Author Archives: Yue Jin

R Open Lab: Looking Back and Moving Forward

In the past academic year, I worked as a teaching intern with the Digital Social Science Center and Digital Science Center, hosting R open labs and workshops. Most of the people at R Open Lab are using R for their research projects; therefore in the past semester, I tried out several different teaching practices in search of the best way to enable the participants to harness the power of R as a research tool.


New Teaching Practices

  1. Peer learning: It was the first method I tried out and it seemed to be the most helpful one. By talking with people with similar research interests and learning from each other’s experiences, many participants expanded their professional networks and found a better way to apply R to their research. Exchanging learning experiences with people from different academic backgrounds helped the participants to gain a broader understanding of the functionality of R. However, creating a stimulating environment for peer learning but not making the participants feel pressured can be challenging.
  2. Group discussion: I tried to encourage group discussion by throwing open-ended questions at the participants during the instructions. The problem with this method is that more often than not, the discussions were very shallow, probably because the questions were not interesting enough. Looking forward, it might worth trying to prepare a thought-provoking question for each R Open Lab session and make group discussion as a standalone part.

Challenges and Solutions

Based upon my experience with both workshops and open labs, and the feedback from the attendees, the challenges facing the R Open Labs and possible ways to improve them are as follows:

  1. Due to lack of a clear syllabus for the whole semester and its self-paced nature, most participants are not motivated to attend R Open Labs regularly. To help participants have a better idea of the progress of open labs, we can try to post topics for each session a month in advance on the workshop list. We can also maintain a GitHub repository and upload materials used for instruction after each session so that other interested individuals could easily access them.
  2. Although the Swirl package is an immensely helpful starter kit, most people new to coding and statistics still struggle with very basic R operations. Furthermore, the huge gap between basic operations and being able to fully implement a research project can be frustrating and overwhelming. Therefore, instead of Swirl, we could provide participants with some sample code and links to GitHub repositories, so that they could use them as a starting point for their own projects and learn best practices of building a project with R
  3. Some questions are frequently asked by the participants, so we can probably provide participants with a list of FAQs and the general answers to maximize efficiency.

To conclude, this internship motivated me to think deeper about teaching and better understand people’s needs. It was an incredibly challenging and rewarding experience. As data analysis becomes increasingly important in a multitude of research areas ranging from biology to history, R is becoming an essential research tool. I hope by continuing to make improvements to the contents and structure of R Open Lab, it could serve as a platform to introduce R as a useful digital tool and promoting collaboration between scholars interested in R.

 

A Reflection on My Internship with DCIP

This fall semester I joined the Digital Center Intern Program(DCIP) as an instructor intern.
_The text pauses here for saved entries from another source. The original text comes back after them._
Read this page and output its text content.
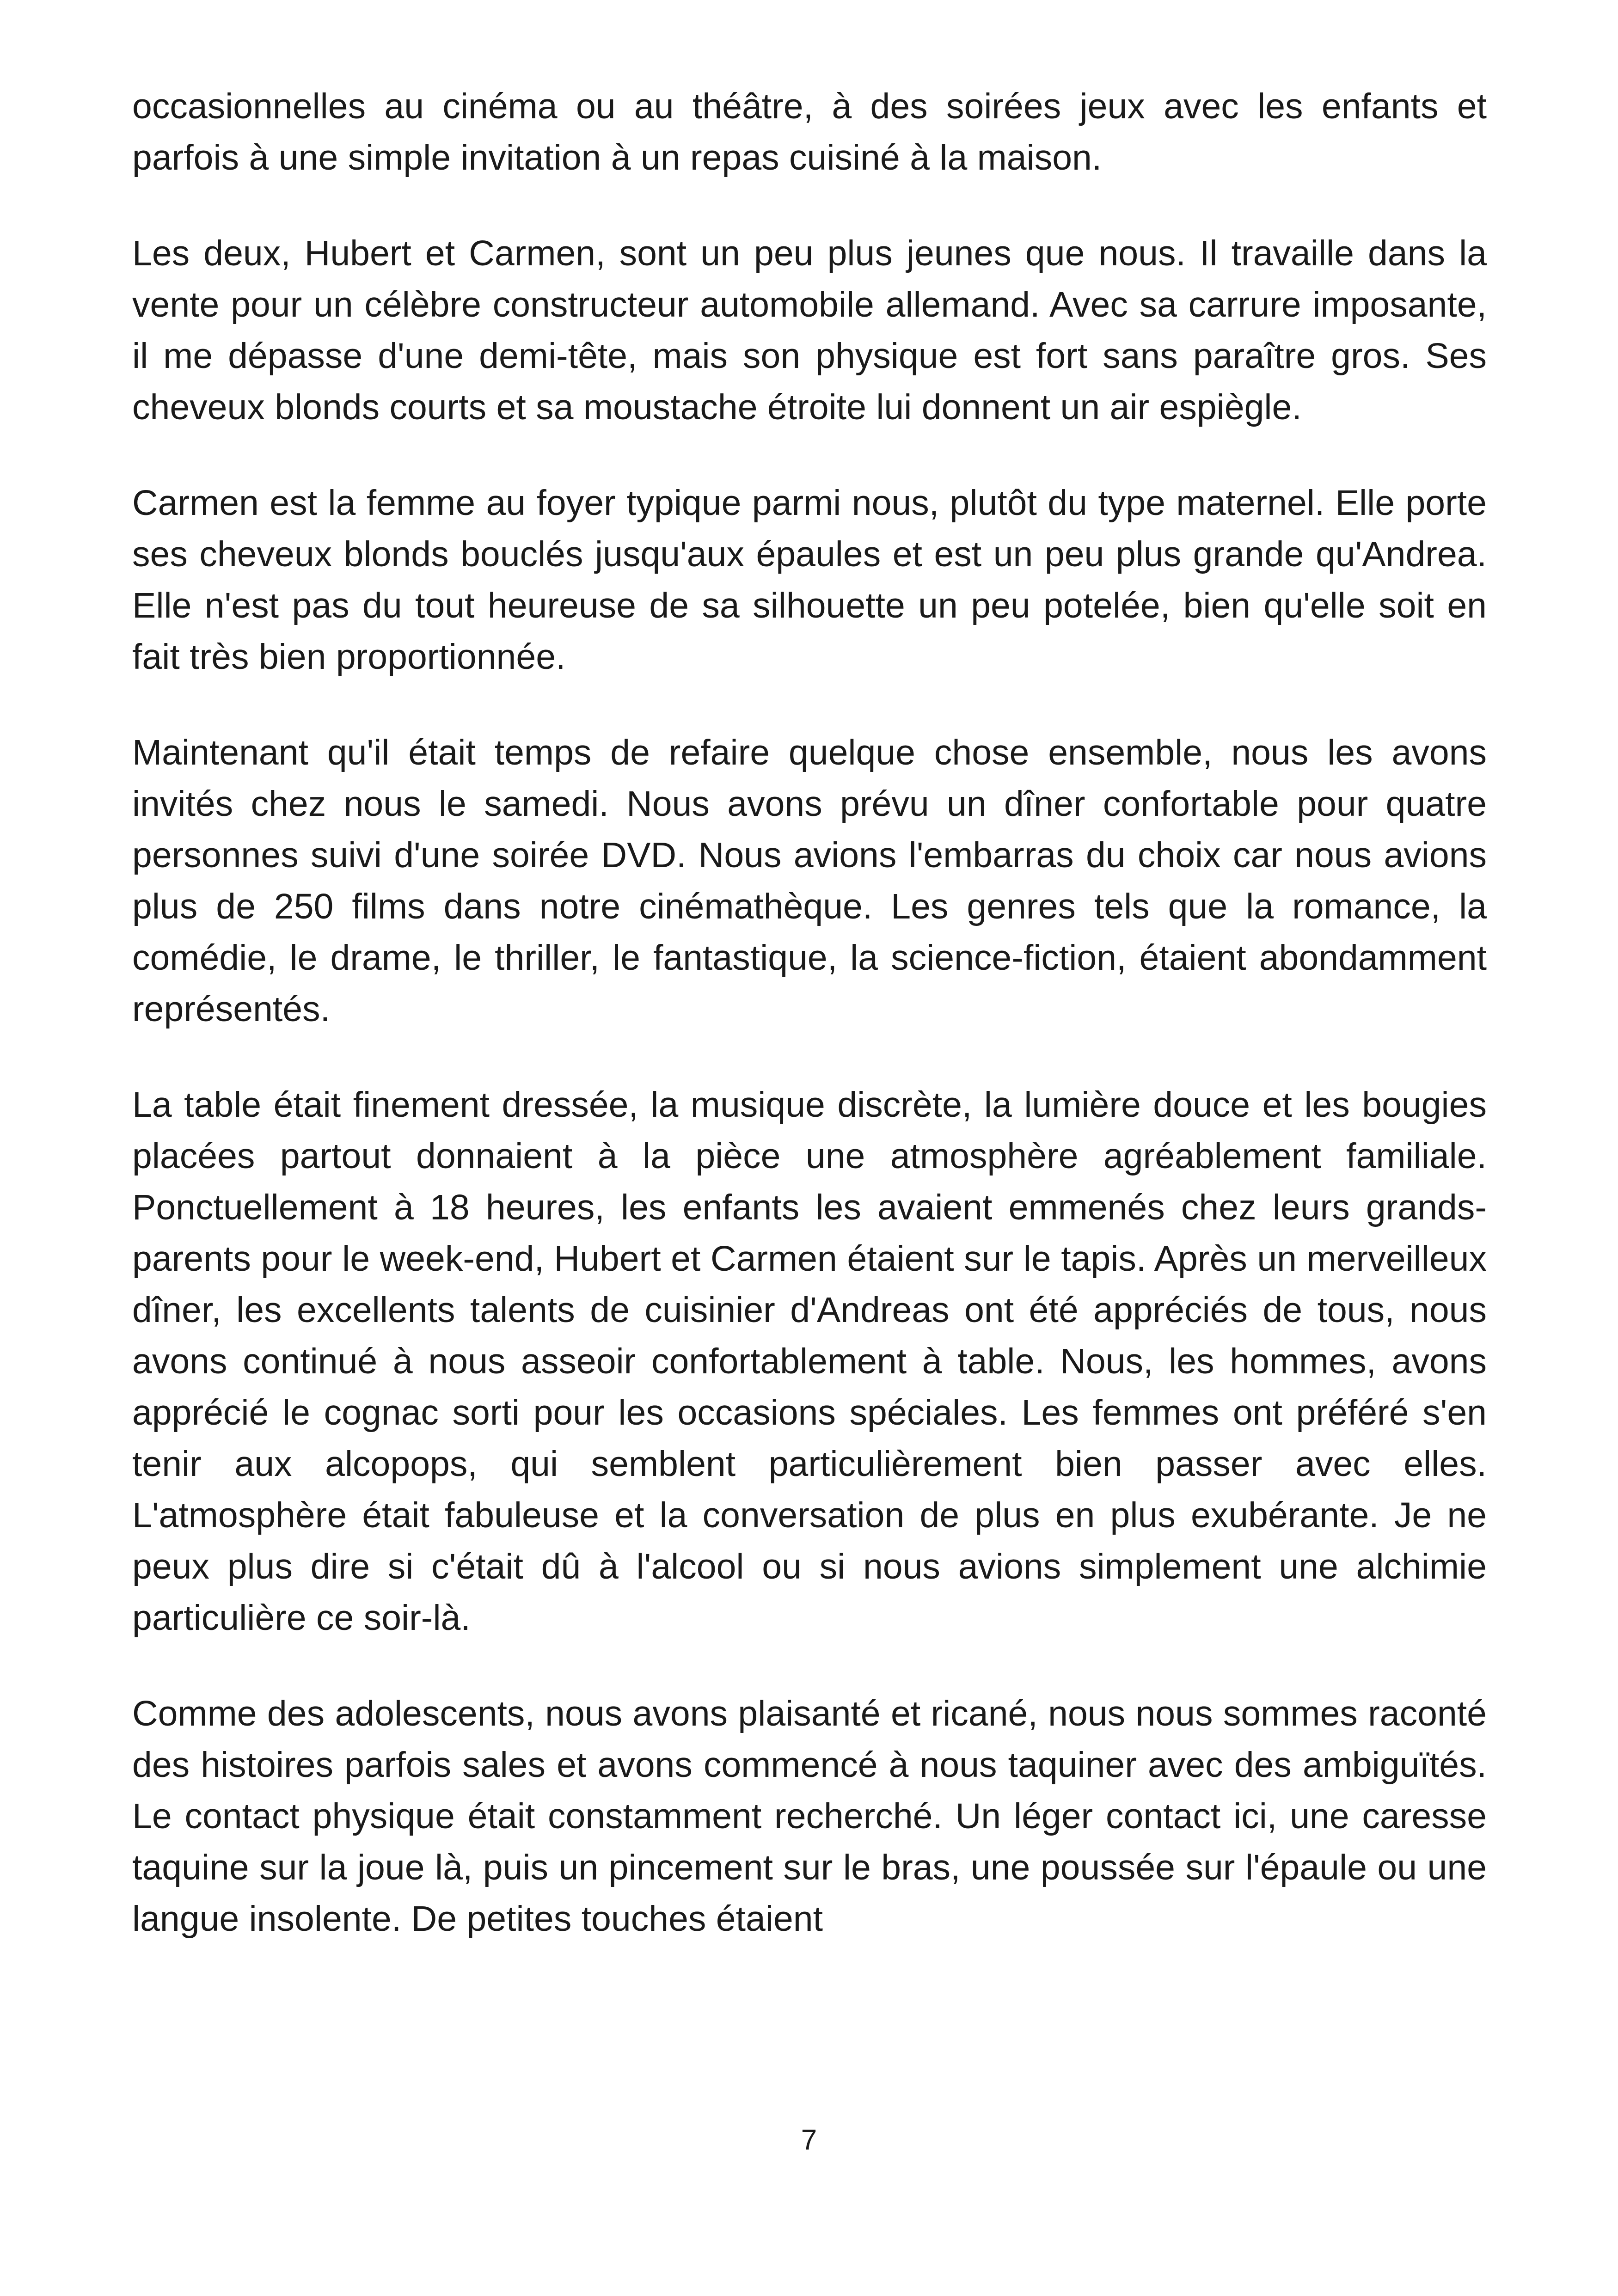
occasionnelles au cinéma ou au théâtre, à des soirées jeux avec les enfants et parfois à une simple invitation à un repas cuisiné à la maison.

Les deux, Hubert et Carmen, sont un peu plus jeunes que nous. Il travaille dans la vente pour un célèbre constructeur automobile allemand. Avec sa carrure imposante, il me dépasse d'une demi-tête, mais son physique est fort sans paraître gros. Ses cheveux blonds courts et sa moustache étroite lui donnent un air espiègle.

Carmen est la femme au foyer typique parmi nous, plutôt du type maternel. Elle porte ses cheveux blonds bouclés jusqu'aux épaules et est un peu plus grande qu'Andrea. Elle n'est pas du tout heureuse de sa silhouette un peu potelée, bien qu'elle soit en fait très bien proportionnée.

Maintenant qu'il était temps de refaire quelque chose ensemble, nous les avons invités chez nous le samedi. Nous avons prévu un dîner confortable pour quatre personnes suivi d'une soirée DVD. Nous avions l'embarras du choix car nous avions plus de 250 films dans notre cinémathèque. Les genres tels que la romance, la comédie, le drame, le thriller, le fantastique, la science-fiction, étaient abondamment représentés.

La table était finement dressée, la musique discrète, la lumière douce et les bougies placées partout donnaient à la pièce une atmosphère agréablement familiale. Ponctuellement à 18 heures, les enfants les avaient emmenés chez leurs grands-parents pour le week-end, Hubert et Carmen étaient sur le tapis. Après un merveilleux dîner, les excellents talents de cuisinier d'Andreas ont été appréciés de tous, nous avons continué à nous asseoir confortablement à table. Nous, les hommes, avons apprécié le cognac sorti pour les occasions spéciales. Les femmes ont préféré s'en tenir aux alcopops, qui semblent particulièrement bien passer avec elles. L'atmosphère était fabuleuse et la conversation de plus en plus exubérante. Je ne peux plus dire si c'était dû à l'alcool ou si nous avions simplement une alchimie particulière ce soir-là.

Comme des adolescents, nous avons plaisanté et ricané, nous nous sommes raconté des histoires parfois sales et avons commencé à nous taquiner avec des ambiguïtés. Le contact physique était constamment recherché. Un léger contact ici, une caresse taquine sur la joue là, puis un pincement sur le bras, une poussée sur l'épaule ou une langue insolente. De petites touches étaient

7
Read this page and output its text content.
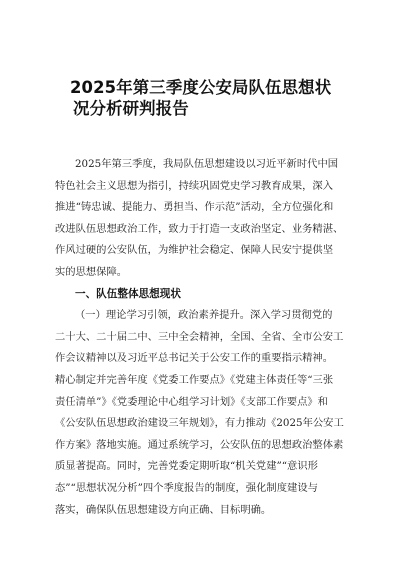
2025年第三季度公安局队伍思想状
况分析研判报告

2025年第三季度，我局队伍思想建设以习近平新时代中国
特色社会主义思想为指引，持续巩固党史学习教育成果，深入
推进“铸忠诚、提能力、勇担当、作示范”活动，全方位强化和
改进队伍思想政治工作，致力于打造一支政治坚定、业务精湛、
作风过硬的公安队伍，为维护社会稳定、保障人民安宁提供坚
实的思想保障。

一、队伍整体思想现状

（一）理论学习引领，政治素养提升。深入学习贯彻党的
二十大、二十届二中、三中全会精神，全国、全省、全市公安工
作会议精神以及习近平总书记关于公安工作的重要指示精神。
精心制定并完善年度《党委工作要点》《党建主体责任等“三张
责任清单”》《党委理论中心组学习计划》《支部工作要点》和
《公安队伍思想政治建设三年规划》，有力推动《2025年公安工
作方案》落地实施。通过系统学习，公安队伍的思想政治整体素
质显著提高。同时，完善党委定期听取“机关党建”“意识形
态”“思想状况分析”四个季度报告的制度，强化制度建设与
落实，确保队伍思想建设方向正确、目标明确。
My internship is primarily focused on developing lesson plans for and hosting weekly R Open Labs. This internship allowed me to try different teaching approaches and explore different topics about R. It was an intellectually challenging and rewarding experience. The highlights of my experience were discussing with people from diverse academic backgrounds about how to use R to help their research. I learned a lot about applications of statistical analysis from these discussions and it felt wonderful to help people.

At the beginning of the semester, I started R Open Lab as a very structured instructional session and covered the basic usage of R. Later on, after talking with other librarians, I decided to make the open lab more free-flowing and put more emphasis on discussion instead of instruction. I found that, by getting participants more engaged in conversation, I was able to better understand their needs and help them with their research.

The internship offered a great opportunity for me to see for myself how R and statistics could be used as a tool for research. For example, one of the open lab’s regular participants used R to conduct sentiment analysis to gain insights about stress measurement and management in medical research. Another participant used R to extract information from Russian literature and conducted text analysis to understand the political situation at different times. It never occurred to me that statistics are so broadly used in different fields until I talked with these people.

Considering the participants’ interest and needs, I am planning to talk more about plotting, data cleaning and data scraping in the next semester. Since people coming to the open lab often have completely different levels of understanding of R, I am hoping to encourage more peer learning at the open lab next semester.

This internship motivated me to gain a deeper understanding of R and enhanced my teaching skills. It is an amazing program and I had an incredibly fulfilling experience. I really look forward to the future work in the program and I hope to do better next semester.